Computational Artifacts (ComART)
Computational artifacts (or ‘software machines’) increasingly penetrate all spheres of life, not only in the shape of computational versions of traditional tools (pens and brushes; typewriters and calculators; music players and cameras; lathes and drills), but also in the form of mechanical regulation of human interaction. This is exemplified by production planning and control systems, workflow management systems, document and project management systems, and other forms of coordination technologies as well as services supporting interaction among members of the public at large such as recommender systems (e.g., Amazon) and the selective dissemination of plain gossip (e.g., Facebook, Twitter). Computational (or mechanical) regulation of human interaction is a radically new phenomenon in human history, but in spite of the enormous economic and social importance of this phenomenon we have no systematic conceptual foundation for dealing with it: designing such artifacts, understanding their advantages and disadvantages, and organizing their use.

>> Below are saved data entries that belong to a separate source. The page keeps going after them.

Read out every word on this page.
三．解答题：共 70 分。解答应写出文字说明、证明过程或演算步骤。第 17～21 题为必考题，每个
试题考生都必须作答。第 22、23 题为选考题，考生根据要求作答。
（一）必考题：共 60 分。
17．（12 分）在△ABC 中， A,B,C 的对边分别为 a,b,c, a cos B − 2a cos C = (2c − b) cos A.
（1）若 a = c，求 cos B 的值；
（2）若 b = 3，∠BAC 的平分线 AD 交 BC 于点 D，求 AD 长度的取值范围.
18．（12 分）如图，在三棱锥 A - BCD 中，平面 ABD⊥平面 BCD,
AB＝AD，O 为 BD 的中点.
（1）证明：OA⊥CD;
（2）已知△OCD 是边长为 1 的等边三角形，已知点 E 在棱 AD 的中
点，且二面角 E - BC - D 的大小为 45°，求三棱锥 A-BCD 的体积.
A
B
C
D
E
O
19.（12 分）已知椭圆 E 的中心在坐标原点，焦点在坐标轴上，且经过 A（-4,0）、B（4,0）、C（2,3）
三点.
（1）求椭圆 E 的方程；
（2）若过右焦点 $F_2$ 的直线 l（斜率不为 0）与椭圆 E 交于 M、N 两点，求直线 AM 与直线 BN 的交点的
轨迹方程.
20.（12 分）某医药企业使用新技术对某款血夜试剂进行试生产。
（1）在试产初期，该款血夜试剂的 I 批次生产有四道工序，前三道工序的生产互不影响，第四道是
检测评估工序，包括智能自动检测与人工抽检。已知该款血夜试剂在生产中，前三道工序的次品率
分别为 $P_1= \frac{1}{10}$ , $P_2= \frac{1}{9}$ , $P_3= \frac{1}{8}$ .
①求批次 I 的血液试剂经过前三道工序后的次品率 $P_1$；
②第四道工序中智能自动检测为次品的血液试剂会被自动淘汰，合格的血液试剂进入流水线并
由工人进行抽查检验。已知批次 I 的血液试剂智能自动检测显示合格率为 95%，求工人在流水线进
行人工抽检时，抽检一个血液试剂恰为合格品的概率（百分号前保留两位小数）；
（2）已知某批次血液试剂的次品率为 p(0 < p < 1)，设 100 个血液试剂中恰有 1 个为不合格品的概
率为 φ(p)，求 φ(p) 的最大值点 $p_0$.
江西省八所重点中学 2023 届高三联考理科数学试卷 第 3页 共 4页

Meeting this foundational challenge requires concerted contributions from theoretical computer science, sociology, and communication theory. The proposed research is designed to afford just that. The objective of the proposed research is to develop a systematic conceptualization of computational regulation of human interaction by means of computational artifacts, with the specific aim of contributing to the conceptual foundation of research in coordination technologies in professional cooperative work settings. The research is foundational.